The screenplay, based on a novel by Arthur C. Clarke and adapted by Kubrick, is superb. The film contains little dialogue, but what is said is perfect. There is also even a sense of humour. Though the film is contemplating bigger questions on an existential level, Kubrick does take some time to delight in imagining what the little things of the future would look like, such as zero gravity toilets and video phone calls. The cinematography and direction by Kubrick are also stellar; perhaps the true star of the film. There are countless stunning shots, from the aforementioned opening scene, to the famous jump-cut to the future from the ape world, to the slow motion space ballad; the haunting red eye of HAL to the shot of a small space pod being dauntingly confronted by the giant ship it came from; the everlasting and incomprehensibly meaningful stargate sequence, to one of the last shots of the film, in which the camera “enters” the monolith. All these images and more are part of the indescribable beauty of the master’s revolutionary sci-fi masterpiece. It is certainly a film reliant on images rather than dialogue; what else can you call a movie whose last lines are spoken forty minutes before its conclusion?

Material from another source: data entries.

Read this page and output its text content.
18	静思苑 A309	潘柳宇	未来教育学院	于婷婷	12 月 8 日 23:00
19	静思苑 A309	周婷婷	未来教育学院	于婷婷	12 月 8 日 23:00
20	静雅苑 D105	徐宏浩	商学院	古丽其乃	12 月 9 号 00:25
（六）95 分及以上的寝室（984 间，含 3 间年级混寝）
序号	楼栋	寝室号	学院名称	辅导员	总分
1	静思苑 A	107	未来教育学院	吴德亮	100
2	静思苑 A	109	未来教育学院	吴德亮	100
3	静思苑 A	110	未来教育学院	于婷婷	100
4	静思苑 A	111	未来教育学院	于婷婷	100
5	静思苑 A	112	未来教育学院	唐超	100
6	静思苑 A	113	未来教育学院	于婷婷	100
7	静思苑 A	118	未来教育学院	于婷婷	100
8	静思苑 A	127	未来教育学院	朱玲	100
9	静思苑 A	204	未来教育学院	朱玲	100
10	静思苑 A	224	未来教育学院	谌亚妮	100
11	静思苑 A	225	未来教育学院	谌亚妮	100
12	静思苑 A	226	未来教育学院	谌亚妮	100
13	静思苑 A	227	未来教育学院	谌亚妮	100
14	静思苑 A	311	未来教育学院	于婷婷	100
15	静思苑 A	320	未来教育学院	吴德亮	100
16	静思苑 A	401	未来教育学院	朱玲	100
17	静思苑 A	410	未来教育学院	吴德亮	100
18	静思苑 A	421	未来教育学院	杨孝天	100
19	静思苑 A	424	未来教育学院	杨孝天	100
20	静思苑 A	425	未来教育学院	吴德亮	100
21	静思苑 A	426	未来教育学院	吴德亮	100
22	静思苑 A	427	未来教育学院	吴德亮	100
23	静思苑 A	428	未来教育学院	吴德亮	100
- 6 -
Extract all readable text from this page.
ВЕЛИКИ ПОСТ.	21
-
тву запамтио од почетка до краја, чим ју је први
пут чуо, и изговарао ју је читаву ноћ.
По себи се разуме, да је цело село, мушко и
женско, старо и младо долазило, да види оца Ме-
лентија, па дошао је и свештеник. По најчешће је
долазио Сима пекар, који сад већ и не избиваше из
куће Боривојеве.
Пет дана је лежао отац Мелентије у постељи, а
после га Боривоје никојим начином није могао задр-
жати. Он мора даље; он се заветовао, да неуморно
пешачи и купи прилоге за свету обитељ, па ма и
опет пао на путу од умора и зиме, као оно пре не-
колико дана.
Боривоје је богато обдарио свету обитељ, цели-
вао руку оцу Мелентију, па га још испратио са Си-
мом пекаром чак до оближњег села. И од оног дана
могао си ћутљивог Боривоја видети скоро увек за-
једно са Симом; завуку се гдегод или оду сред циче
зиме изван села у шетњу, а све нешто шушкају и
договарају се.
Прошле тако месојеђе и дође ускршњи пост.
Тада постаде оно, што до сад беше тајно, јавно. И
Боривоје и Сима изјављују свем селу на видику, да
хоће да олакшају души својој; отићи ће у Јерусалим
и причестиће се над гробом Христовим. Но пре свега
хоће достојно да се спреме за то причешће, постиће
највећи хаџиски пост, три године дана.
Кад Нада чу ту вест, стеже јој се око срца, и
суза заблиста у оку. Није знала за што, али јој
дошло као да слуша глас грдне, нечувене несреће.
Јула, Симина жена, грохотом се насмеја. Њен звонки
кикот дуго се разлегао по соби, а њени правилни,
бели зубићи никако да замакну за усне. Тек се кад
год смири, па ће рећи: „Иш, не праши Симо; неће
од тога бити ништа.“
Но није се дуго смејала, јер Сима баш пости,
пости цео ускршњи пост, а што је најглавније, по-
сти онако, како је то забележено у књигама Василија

Kubrick’s film is definitely one that will leave you startled and confused. The beautiful but enigmatic ending has left many annoyed and frustrated, but when I first saw it I thought it was perfect. I still think it is perfect. A lot of people don’t understand it, and refuse to think about it. I’ve seen the film many times, and I think I understand everything. The film epitomises the term thought-provoking to an incredible level. I’ve never seen a film that has made me think on such a huge level as this. It raises questions of daunting proportions, and cheekily refuses to answer them. It leaves the answers up to us, as individual audience members: previously idiotic questions like “Why are we here?” become scarily relevant. If we can’t comprehend an answer, at least we are thinking about it. Never has a film and never will a film provoke such large questions; this is a film that, whether we are watching in a cinema or at home, will leave more of an impression on us than any other cinematic advent.